Mesaieed Petrochemical Holding Company (MPHC) posted a robust net profit of QR1.4bn for the last financial year ended December 3, up by 28 percent compared to previous year’s net profit of QR1.1bn. The profit for the year was also aided by the recognition of a tax refund of approximately QR169m during the year.
Earnings per share reached at QR1.11 in 2018 against QR0.87 (87 dirhams) previous year.
MPHC is a subsidiary of Qatar Petroleum and one of the region’s premier diversified petrochemical conglomerates with interests in the production of olefins, polyolefins, alpha olefins and chlor-alkali products.

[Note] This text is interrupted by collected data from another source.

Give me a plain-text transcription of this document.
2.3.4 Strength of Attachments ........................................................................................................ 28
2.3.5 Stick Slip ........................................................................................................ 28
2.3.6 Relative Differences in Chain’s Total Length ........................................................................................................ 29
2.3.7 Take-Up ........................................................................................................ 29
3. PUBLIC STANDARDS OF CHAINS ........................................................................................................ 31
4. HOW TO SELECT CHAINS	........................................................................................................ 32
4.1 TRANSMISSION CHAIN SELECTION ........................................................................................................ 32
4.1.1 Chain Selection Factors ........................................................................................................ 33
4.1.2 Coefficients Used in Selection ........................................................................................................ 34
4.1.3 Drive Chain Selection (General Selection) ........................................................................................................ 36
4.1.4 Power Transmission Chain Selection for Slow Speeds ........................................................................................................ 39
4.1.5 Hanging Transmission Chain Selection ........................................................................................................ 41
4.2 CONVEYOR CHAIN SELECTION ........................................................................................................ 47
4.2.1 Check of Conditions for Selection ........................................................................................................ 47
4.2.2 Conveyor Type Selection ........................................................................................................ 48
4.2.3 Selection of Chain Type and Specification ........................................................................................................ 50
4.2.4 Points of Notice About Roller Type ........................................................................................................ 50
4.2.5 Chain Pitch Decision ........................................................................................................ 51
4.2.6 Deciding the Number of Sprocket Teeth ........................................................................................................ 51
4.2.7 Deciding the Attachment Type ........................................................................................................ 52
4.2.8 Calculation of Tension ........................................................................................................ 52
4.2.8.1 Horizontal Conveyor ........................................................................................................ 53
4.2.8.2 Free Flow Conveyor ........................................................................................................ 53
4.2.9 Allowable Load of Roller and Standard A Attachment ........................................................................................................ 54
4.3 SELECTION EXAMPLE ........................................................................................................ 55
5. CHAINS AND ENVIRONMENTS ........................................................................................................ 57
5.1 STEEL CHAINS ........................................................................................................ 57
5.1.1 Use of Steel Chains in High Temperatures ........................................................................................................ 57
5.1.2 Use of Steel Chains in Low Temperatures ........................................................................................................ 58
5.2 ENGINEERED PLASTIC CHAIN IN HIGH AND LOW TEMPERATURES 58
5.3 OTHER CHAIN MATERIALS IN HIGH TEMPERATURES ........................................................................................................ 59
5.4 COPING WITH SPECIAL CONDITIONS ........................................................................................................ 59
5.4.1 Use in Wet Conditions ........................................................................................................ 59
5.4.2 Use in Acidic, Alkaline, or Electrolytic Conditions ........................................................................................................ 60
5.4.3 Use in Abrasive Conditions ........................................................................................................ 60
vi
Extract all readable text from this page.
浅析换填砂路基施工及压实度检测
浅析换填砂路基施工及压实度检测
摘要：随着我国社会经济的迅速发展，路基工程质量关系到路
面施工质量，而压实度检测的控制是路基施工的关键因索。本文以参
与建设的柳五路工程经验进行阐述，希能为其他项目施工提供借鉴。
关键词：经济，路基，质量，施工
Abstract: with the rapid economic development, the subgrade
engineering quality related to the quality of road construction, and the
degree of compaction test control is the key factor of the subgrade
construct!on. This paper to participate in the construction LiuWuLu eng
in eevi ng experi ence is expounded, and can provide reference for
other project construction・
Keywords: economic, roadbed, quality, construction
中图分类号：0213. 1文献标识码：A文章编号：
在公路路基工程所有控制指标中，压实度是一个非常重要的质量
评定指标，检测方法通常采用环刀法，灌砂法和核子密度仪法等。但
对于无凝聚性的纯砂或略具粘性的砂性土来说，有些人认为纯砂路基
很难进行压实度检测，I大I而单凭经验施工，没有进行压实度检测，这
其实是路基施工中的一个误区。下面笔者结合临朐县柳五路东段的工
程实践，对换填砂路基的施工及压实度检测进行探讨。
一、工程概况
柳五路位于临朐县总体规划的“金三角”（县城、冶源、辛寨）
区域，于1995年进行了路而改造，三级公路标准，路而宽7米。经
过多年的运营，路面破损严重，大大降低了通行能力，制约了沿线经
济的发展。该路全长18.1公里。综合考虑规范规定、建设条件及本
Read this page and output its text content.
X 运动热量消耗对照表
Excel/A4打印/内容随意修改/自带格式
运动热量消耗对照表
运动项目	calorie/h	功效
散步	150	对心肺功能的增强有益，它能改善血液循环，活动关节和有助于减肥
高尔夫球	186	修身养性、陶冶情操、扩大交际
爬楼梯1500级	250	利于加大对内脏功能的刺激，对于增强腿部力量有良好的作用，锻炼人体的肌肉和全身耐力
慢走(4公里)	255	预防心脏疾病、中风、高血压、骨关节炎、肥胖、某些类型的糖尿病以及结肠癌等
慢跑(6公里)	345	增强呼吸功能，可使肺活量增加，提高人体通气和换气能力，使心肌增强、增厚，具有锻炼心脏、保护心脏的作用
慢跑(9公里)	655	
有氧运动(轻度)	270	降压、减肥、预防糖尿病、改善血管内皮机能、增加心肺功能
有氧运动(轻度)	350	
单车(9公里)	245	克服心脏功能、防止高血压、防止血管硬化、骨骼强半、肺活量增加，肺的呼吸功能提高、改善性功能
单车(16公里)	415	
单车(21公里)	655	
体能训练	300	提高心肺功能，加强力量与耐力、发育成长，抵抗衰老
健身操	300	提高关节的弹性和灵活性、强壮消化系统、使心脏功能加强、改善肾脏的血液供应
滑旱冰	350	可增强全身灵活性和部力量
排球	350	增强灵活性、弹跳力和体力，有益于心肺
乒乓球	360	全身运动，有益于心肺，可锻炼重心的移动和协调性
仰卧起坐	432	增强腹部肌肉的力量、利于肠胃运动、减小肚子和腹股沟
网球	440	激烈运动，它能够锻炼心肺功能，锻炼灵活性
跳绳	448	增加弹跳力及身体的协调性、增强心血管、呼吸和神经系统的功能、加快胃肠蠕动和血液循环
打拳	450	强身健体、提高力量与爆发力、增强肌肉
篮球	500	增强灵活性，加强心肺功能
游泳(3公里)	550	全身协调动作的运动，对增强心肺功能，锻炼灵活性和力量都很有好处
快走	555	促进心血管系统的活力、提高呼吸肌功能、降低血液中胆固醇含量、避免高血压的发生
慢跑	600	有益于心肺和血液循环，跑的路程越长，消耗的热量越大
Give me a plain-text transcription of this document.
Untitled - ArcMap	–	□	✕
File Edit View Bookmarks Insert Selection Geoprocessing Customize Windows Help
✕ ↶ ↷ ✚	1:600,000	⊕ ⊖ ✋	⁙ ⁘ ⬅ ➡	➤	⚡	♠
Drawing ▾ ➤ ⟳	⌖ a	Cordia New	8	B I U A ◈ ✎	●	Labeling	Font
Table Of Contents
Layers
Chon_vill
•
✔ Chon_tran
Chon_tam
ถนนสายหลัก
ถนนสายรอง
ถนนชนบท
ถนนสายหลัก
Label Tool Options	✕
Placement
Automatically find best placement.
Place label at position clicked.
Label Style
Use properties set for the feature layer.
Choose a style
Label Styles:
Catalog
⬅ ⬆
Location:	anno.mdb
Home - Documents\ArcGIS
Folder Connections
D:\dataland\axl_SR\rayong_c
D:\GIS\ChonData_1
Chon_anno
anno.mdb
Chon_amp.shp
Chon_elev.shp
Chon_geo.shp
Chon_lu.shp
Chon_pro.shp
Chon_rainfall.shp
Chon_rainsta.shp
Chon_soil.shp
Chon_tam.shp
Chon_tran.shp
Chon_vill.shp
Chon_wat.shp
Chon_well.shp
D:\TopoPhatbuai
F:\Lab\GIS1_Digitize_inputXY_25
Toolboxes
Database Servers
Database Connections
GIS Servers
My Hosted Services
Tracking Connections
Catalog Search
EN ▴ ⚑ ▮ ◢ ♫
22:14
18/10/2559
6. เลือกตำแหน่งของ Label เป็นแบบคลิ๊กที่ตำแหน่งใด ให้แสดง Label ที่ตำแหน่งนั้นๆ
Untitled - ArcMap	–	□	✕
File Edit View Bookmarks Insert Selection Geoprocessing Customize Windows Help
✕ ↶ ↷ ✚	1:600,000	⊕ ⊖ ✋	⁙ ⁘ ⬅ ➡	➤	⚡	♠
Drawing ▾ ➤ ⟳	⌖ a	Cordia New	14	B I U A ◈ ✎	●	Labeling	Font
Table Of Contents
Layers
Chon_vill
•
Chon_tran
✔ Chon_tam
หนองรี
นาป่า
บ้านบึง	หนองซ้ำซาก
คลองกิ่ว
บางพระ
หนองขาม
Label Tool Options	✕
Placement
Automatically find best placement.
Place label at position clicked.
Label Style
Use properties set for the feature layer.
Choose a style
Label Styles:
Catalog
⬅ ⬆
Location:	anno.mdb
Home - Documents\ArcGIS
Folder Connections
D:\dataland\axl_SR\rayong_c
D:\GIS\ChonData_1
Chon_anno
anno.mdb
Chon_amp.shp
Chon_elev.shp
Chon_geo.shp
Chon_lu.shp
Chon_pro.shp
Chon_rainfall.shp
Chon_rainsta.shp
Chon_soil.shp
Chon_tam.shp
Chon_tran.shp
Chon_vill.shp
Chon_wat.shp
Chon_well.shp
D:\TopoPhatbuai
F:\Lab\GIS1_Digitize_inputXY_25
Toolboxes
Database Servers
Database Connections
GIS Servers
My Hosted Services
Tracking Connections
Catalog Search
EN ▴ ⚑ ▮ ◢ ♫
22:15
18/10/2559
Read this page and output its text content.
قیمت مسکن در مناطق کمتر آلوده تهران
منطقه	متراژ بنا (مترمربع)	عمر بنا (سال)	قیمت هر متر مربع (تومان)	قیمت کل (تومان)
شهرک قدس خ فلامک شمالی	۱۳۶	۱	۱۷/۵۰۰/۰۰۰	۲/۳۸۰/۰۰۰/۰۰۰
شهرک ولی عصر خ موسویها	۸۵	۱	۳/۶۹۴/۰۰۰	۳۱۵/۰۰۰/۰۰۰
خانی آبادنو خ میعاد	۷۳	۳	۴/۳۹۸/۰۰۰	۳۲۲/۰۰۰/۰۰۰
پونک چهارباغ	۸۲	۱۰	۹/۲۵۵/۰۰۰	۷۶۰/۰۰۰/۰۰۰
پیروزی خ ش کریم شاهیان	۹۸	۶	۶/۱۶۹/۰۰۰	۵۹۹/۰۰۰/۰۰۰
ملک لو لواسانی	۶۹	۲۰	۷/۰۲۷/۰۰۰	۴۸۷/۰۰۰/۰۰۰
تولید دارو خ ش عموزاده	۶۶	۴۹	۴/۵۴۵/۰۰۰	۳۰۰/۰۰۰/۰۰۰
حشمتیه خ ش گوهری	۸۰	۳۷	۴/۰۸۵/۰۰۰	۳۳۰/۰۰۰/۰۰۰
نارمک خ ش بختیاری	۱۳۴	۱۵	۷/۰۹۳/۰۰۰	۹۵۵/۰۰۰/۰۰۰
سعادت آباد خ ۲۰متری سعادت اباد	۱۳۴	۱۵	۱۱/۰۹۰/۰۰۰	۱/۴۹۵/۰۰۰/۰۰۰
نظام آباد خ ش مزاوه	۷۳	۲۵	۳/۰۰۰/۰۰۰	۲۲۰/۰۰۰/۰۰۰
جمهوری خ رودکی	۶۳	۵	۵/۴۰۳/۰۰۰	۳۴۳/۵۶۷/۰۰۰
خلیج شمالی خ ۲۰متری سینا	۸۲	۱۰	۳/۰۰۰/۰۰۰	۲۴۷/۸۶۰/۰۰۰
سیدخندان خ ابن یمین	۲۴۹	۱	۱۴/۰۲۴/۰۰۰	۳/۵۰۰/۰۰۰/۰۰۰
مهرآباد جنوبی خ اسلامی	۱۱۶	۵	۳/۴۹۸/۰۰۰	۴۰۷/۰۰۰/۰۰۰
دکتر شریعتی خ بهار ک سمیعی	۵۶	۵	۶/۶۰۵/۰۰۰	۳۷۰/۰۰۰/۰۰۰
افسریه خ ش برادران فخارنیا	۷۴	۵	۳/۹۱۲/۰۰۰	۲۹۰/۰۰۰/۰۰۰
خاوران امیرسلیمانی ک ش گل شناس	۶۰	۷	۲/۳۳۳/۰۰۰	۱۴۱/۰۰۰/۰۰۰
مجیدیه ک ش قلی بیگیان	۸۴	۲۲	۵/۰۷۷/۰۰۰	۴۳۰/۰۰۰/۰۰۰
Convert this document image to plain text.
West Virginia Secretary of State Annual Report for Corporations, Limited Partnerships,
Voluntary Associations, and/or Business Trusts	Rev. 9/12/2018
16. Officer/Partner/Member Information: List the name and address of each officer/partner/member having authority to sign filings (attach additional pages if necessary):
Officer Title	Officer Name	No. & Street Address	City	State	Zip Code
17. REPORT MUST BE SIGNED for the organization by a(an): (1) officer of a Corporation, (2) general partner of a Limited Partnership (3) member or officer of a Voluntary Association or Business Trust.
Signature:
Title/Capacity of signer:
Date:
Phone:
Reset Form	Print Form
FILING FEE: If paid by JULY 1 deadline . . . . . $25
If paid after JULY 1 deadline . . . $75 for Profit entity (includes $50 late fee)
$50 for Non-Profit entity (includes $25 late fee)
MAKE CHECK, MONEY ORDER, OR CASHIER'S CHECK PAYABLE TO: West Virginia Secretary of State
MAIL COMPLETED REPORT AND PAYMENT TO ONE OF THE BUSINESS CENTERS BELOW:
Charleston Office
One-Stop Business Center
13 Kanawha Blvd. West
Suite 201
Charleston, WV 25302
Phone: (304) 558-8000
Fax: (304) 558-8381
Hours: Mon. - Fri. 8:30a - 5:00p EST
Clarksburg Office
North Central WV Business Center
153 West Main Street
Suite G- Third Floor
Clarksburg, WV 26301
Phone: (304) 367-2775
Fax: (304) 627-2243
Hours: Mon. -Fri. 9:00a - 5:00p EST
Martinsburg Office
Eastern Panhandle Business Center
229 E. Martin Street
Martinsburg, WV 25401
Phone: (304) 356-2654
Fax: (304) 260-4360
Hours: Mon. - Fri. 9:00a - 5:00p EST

The group continued to benefit from the supply of competitively priced Ethane feedstock and Fuel gas under long-term supply agreements. QChem and QChem II also benefitted from the increased availability of feedstock of 8 percent during the year through separate agreements. These contractual arrangements are an important value driver for the group to sustain its strong profitability in a highly competitive market environment.
The closing cash position as at December 31, 2018 after distribution of the previous years’ dividends of QR855m, was a robust QR1.9bn. The total assets as at December 31, 2018 was QR15.3bn, compared to QR14.8bn as at December 31, 2017.
The Board of Directors therefore recommends a total annual dividend distribution of QR1bn, equivalent to a payout of QR0.8 per share representing 72 percent of the group’s profit. The dividend distributions, since inception including the proposed distribution for 2018, amounts to QR5.3bn.